Christina led the way to the kitchen, where Mrs. Mellon was just adding a fat bowl of flowers to a glass-topped table set in a little window alcove. Since returning to her parents’ home, Christina had asked the housekeeper to serve all their meals in the kitchen. The dining room felt far too formal. Besides, it still caused her pain to think about the joyous meals she’d shared with her mother and father in that special place.

Special. Everything about this house was special to her. The lush flower gardens that had been lovingly tended by her mother. The master bedroom upstairs, now closed off, where she and her mother had sat together for endless hours, planning her wedding. But of all the spaces in this house, the one most dear to her was her dad’s office, which still bore the scent of his occasional cigars. This was where she’d gone to him with plans to attend Wharton. And where she’d confided that, more than anything, she wanted to follow in his footsteps and make her mark in the advertising world.

Theirs had been a special bond that few fathers and daughters were fortunate enough to share. Though Ted Crenshaw had urged his daughter to follow her own dreams, he’d been fiercely proud when she’d joined his advertising agency. And when she landed the Lyon Entertainment account, garnering national attention not only for herself but for the agency as well, he’d been over the moon.

She felt tears prickle and had to blink hard.

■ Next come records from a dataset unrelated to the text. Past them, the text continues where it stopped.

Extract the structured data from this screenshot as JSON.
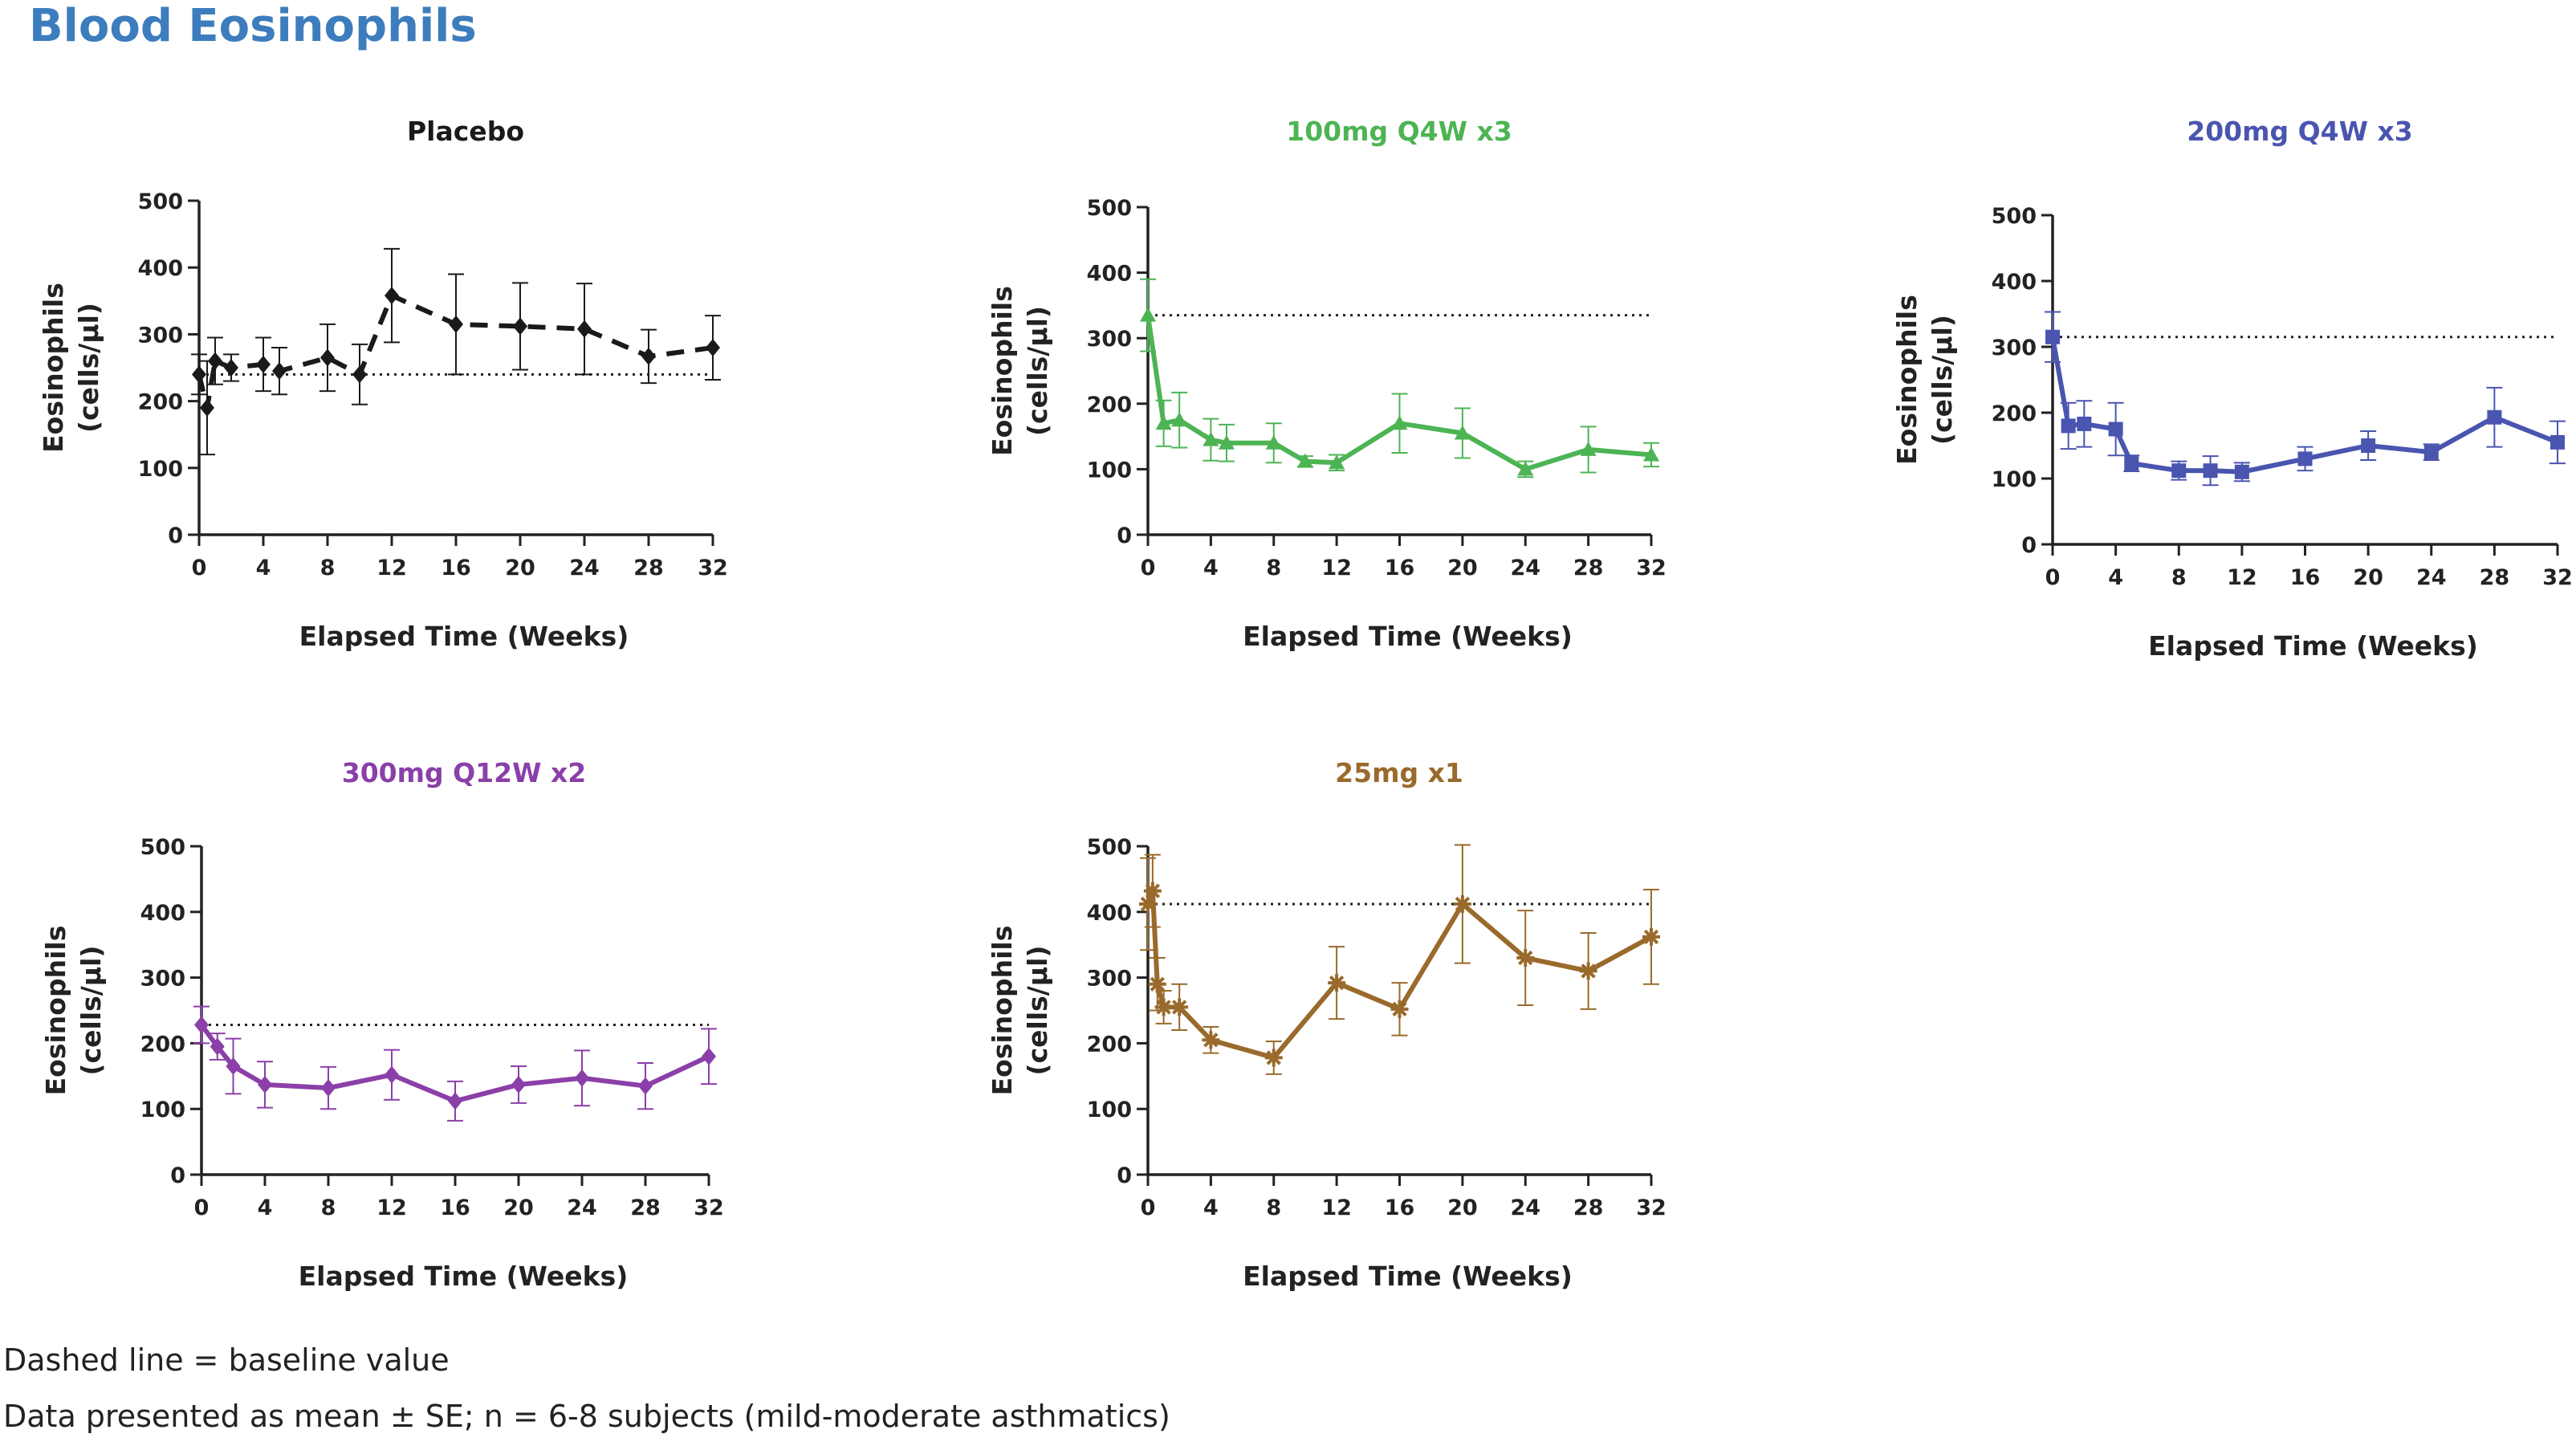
{
  "page": {
    "title": "Blood Eosinophils",
    "footnotes": [
      "Dashed line = baseline value",
      "Data presented as mean ± SE; n = 6-8 subjects (mild-moderate asthmatics)"
    ]
  },
  "chart_data": [
    {
      "type": "line",
      "title": "Placebo",
      "color": "#1a1a1a",
      "line_style": "dashed",
      "marker": "diamond",
      "xlabel": "Elapsed Time (Weeks)",
      "ylabel_lines": [
        "Eosinophils",
        "(cells/µl)"
      ],
      "xlim": [
        0,
        32
      ],
      "ylim": [
        0,
        500
      ],
      "xticks": [
        0,
        4,
        8,
        12,
        16,
        20,
        24,
        28,
        32
      ],
      "yticks": [
        0,
        100,
        200,
        300,
        400,
        500
      ],
      "baseline": 240,
      "x": [
        0,
        0.5,
        1,
        2,
        4,
        5,
        8,
        10,
        12,
        16,
        20,
        24,
        28,
        32
      ],
      "y": [
        240,
        190,
        260,
        250,
        255,
        245,
        265,
        240,
        358,
        315,
        312,
        308,
        267,
        280
      ],
      "se": [
        30,
        70,
        35,
        20,
        40,
        35,
        50,
        45,
        70,
        75,
        65,
        68,
        40,
        48
      ]
    },
    {
      "type": "line",
      "title": "100mg Q4W x3",
      "color": "#4db454",
      "line_style": "solid",
      "marker": "triangle",
      "xlabel": "Elapsed Time (Weeks)",
      "ylabel_lines": [
        "Eosinophils",
        "(cells/µl)"
      ],
      "xlim": [
        0,
        32
      ],
      "ylim": [
        0,
        500
      ],
      "xticks": [
        0,
        4,
        8,
        12,
        16,
        20,
        24,
        28,
        32
      ],
      "yticks": [
        0,
        100,
        200,
        300,
        400,
        500
      ],
      "baseline": 335,
      "x": [
        0,
        1,
        2,
        4,
        5,
        8,
        10,
        12,
        16,
        20,
        24,
        28,
        32
      ],
      "y": [
        335,
        170,
        175,
        145,
        140,
        140,
        112,
        110,
        170,
        155,
        100,
        130,
        122
      ],
      "se": [
        55,
        35,
        42,
        32,
        28,
        30,
        8,
        12,
        45,
        38,
        12,
        35,
        18
      ]
    },
    {
      "type": "line",
      "title": "200mg Q4W x3",
      "color": "#4a55b0",
      "line_style": "solid",
      "marker": "square",
      "xlabel": "Elapsed Time (Weeks)",
      "ylabel_lines": [
        "Eosinophils",
        "(cells/µl)"
      ],
      "xlim": [
        0,
        32
      ],
      "ylim": [
        0,
        500
      ],
      "xticks": [
        0,
        4,
        8,
        12,
        16,
        20,
        24,
        28,
        32
      ],
      "yticks": [
        0,
        100,
        200,
        300,
        400,
        500
      ],
      "baseline": 315,
      "x": [
        0,
        1,
        2,
        4,
        5,
        8,
        10,
        12,
        16,
        20,
        24,
        28,
        32
      ],
      "y": [
        315,
        180,
        183,
        175,
        123,
        112,
        112,
        110,
        130,
        150,
        140,
        193,
        155
      ],
      "se": [
        38,
        35,
        35,
        40,
        12,
        14,
        22,
        14,
        18,
        22,
        12,
        45,
        32
      ]
    },
    {
      "type": "line",
      "title": "300mg Q12W x2",
      "color": "#8b3fa8",
      "line_style": "solid",
      "marker": "diamond",
      "xlabel": "Elapsed Time (Weeks)",
      "ylabel_lines": [
        "Eosinophils",
        "(cells/µl)"
      ],
      "xlim": [
        0,
        32
      ],
      "ylim": [
        0,
        500
      ],
      "xticks": [
        0,
        4,
        8,
        12,
        16,
        20,
        24,
        28,
        32
      ],
      "yticks": [
        0,
        100,
        200,
        300,
        400,
        500
      ],
      "baseline": 228,
      "x": [
        0,
        1,
        2,
        4,
        8,
        12,
        16,
        20,
        24,
        28,
        32
      ],
      "y": [
        228,
        195,
        165,
        137,
        132,
        152,
        112,
        137,
        147,
        135,
        180
      ],
      "se": [
        28,
        20,
        42,
        35,
        32,
        38,
        30,
        28,
        42,
        35,
        42
      ]
    },
    {
      "type": "line",
      "title": "25mg x1",
      "color": "#9a6a2c",
      "line_style": "solid",
      "marker": "asterisk",
      "xlabel": "Elapsed Time (Weeks)",
      "ylabel_lines": [
        "Eosinophils",
        "(cells/µl)"
      ],
      "xlim": [
        0,
        32
      ],
      "ylim": [
        0,
        500
      ],
      "xticks": [
        0,
        4,
        8,
        12,
        16,
        20,
        24,
        28,
        32
      ],
      "yticks": [
        0,
        100,
        200,
        300,
        400,
        500
      ],
      "baseline": 412,
      "x": [
        0,
        0.3,
        0.6,
        1,
        2,
        4,
        8,
        12,
        16,
        20,
        24,
        28,
        32
      ],
      "y": [
        412,
        432,
        290,
        255,
        255,
        205,
        178,
        292,
        252,
        412,
        330,
        310,
        362
      ],
      "se": [
        70,
        55,
        40,
        25,
        35,
        20,
        25,
        55,
        40,
        90,
        72,
        58,
        72
      ]
    }
  ]
}
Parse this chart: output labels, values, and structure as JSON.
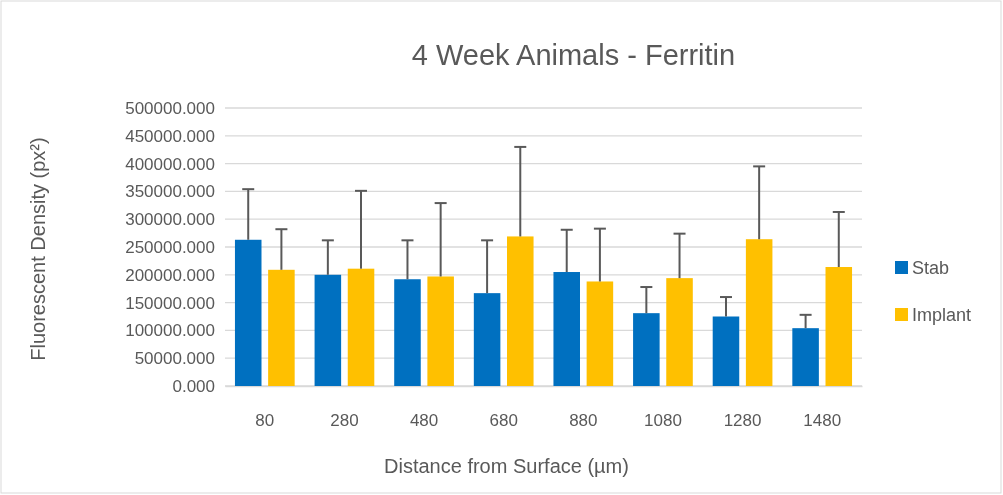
{
  "chart_data": {
    "type": "bar",
    "title": "4 Week Animals - Ferritin",
    "xlabel": "Distance from Surface (µm)",
    "ylabel": "Fluorescent Density (px²)",
    "categories": [
      "80",
      "280",
      "480",
      "680",
      "880",
      "1080",
      "1280",
      "1480"
    ],
    "series": [
      {
        "name": "Stab",
        "color": "#0070c0",
        "values": [
          263000,
          200000,
          192000,
          167000,
          205000,
          131000,
          125000,
          104000
        ],
        "errors": [
          [
            263000,
            354000
          ],
          [
            200000,
            262000
          ],
          [
            192000,
            262000
          ],
          [
            167000,
            262000
          ],
          [
            205000,
            281000
          ],
          [
            131000,
            178000
          ],
          [
            125000,
            160000
          ],
          [
            104000,
            128000
          ]
        ]
      },
      {
        "name": "Implant",
        "color": "#ffc000",
        "values": [
          209000,
          211000,
          197000,
          269000,
          188000,
          194000,
          264000,
          214000
        ],
        "errors": [
          [
            209000,
            282000
          ],
          [
            211000,
            351000
          ],
          [
            197000,
            329000
          ],
          [
            269000,
            430000
          ],
          [
            188000,
            283000
          ],
          [
            194000,
            274000
          ],
          [
            264000,
            395000
          ],
          [
            214000,
            313000
          ]
        ]
      }
    ],
    "ylim": [
      0,
      500000
    ],
    "yticks": [
      {
        "value": 0,
        "label": "0.000"
      },
      {
        "value": 50000,
        "label": "50000.000"
      },
      {
        "value": 100000,
        "label": "100000.000"
      },
      {
        "value": 150000,
        "label": "150000.000"
      },
      {
        "value": 200000,
        "label": "200000.000"
      },
      {
        "value": 250000,
        "label": "250000.000"
      },
      {
        "value": 300000,
        "label": "300000.000"
      },
      {
        "value": 350000,
        "label": "350000.000"
      },
      {
        "value": 400000,
        "label": "400000.000"
      },
      {
        "value": 450000,
        "label": "450000.000"
      },
      {
        "value": 500000,
        "label": "500000.000"
      }
    ],
    "grid": "y",
    "legend": "right"
  }
}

At least she’d had the satisfaction of making her dad proud before he’d been swept out of her life without warning.

In the years to come she’d surely find some comfort in that. For now, her heart lay like a stone, and she wondered if she would ever again feel even the smallest measure of happiness.

“Why are we here, darling?” Vanessa studied the drab metal desks littered with file folders and half-filled paper cups of lukewarm coffee.

“I want to see if the investigators have made any progress on our”—Ted’s nostrils flared in anger—“accident.”

He studied the faces of the men and women at work behind the desks. “Fascinating. I’ve never had a reason to be in the state police crime lab before.”

He peered over the shoulder of a man whose sleeves were rolled above his elbows, reading from scribbles on a notepad and entering them on a computer.

“This one isn’t ours.” Ted drifted to another desk. “Not ours.” He paused in the midst of two young men commiserating over their long hours and lack of overtime pay. “Let’s hope they’re not working on our case.”